'Tis only a flesh wound!

We have all witnessed first-hand the magical power of healing that our skin possesses. Even a deep cut can fix itself up with almost no help from special medical procedures. My favorite personal example involves my fourth toe being half torn from my foot after a freak accident at a friend’s sleepover. Cringe-worthy stories aside, I learned a lot more about the mysterious workings of our largest organ at a talk by Elaine Fuchs during UCLA’s Mautner Lecture Series earlier this year.

Part of what makes skin special is the pool of stem cells that hang out down inside our hair follicles. “Ooooh, stem cells!” you say. I couldn’t agree more! And for good reason: stem cells are powerful. They are different from the other cells in your body in a couple of ways. Most tissues in your body are made up of cells that can essentially clone themselves. These cells undergo mitosis – an exact copy of the genetic material of the cell is made, then it splits itself in half, forming two completely identical cells. This means that a muscle cell can only divide into more muscle cells and a fat cell can only make more fat cells. Stem cells on the other hand, have the power of multipotency. That is, when a stem cell divides it has the capacity to specialize, becoming a cell of any number of tissue types. If stem cells divide to become other types of cells, wouldn’t we run out of stem cells pretty fast? Yes however, the solution to this problem lies in the stem cells’ second power – self-renewal. Some of a stem cell’s progeny are more stem cells. So when a stem cell divides, it can divide into 2 new stem cells or one stem cell and one “fated” cell. The “fated” cell then goes on to become a new fat cell, or a muscle cell. There are lots of factors that govern when a stem cell divides and where the “fated” cells end up – this is where the hair follicle comes in.

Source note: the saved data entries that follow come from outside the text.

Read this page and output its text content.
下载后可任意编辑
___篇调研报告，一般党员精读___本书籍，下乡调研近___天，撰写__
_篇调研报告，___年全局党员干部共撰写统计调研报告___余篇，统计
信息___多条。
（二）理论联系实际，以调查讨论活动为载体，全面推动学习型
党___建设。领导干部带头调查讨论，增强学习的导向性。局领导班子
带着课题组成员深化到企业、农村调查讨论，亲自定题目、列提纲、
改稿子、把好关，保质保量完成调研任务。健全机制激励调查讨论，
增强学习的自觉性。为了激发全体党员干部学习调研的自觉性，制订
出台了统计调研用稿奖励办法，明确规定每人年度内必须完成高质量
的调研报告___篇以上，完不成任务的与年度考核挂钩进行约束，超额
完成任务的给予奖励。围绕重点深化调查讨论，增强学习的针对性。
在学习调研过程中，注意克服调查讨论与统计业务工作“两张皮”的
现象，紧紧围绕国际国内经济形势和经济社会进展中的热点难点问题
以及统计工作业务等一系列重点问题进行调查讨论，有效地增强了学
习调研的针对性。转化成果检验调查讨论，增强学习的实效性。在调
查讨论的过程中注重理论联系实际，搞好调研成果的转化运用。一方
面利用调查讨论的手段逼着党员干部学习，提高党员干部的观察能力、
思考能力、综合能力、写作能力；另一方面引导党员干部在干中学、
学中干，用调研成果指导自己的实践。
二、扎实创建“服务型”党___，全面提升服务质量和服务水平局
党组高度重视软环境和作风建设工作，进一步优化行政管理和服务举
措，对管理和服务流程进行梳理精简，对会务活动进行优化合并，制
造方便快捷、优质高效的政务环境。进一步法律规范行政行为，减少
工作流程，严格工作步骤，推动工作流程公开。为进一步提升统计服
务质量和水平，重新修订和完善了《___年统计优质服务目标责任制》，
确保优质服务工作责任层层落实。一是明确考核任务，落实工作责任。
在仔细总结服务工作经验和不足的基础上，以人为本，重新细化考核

Stem cells exist in what are termed “niches”. The niche basically refers to the area where the stem cells hang out and the immediate environment. In this case, the hair follicle acts as a niche for a specific type of stem cell that is found there. The most important thing for us to know is that the “decision” a stem cell makes about dividing is a direct result of changes in the niche environment. Now, when I say changes in the niche environment, I don’t mean global-niche-warming or emissions of greenhouse niche gases. The types of signals that stem cells care about are for example, the presence or lack of a certain protein in the area or the switching-on of a chemical pathway within the cell itself.

Dr. Fuchs describes one of these types of signals in her hair follicle research. The pathway is known as the Wnt-signalling pathway and it is known to play a role in stem cell differentiation in mammals (along with some other important cell responses). When a Wnt-protein bumps into a cell with a special receptor molecule that recognizes Wnt-proteins, a chemical chain reaction starts inside that cell. In the case of stem cells, the message that the chain reaction sends to the cell is “differentiate!” The cool thing about this type of cell-cell communication is that it is directional. In the hair follicle niche, if a Wnt-signal comes from below a stem cell, it will trigger the growth of a new hair. However, if a Wnt-signal comes from above a stem cell, it will know that it needs to focus on repairing a wound to the skin. That just blows my mind.

This is only the tip of the hair follicle iceberg, and if you’re keen to see what else Dr. Fuchs and colleagues have discovered about our largest organ, you should check out a few of the papers listed below. I would also like to acknowledge my grandmother, Dr. Emily F Maverick who made it possible for me to attend Dr. Fuchs’ lecture at UCLA. Thanks!

Sources and further reading:

Fuchs E, Chen T (2013) A matter of life and death: self-renewal in stem cells. EMBO Reports 14: 39-48.

Hsu Y, Pasolli HA, Fuchs E (2011) Dynamics between Stem Cells, Niche, and Progeny in the Hair Follicle. Cell 144: 92-105.

Tumbar T, et al. (2004) Defining the Epithelial Stem Cell Niche in Skin. Science 303: 359-363.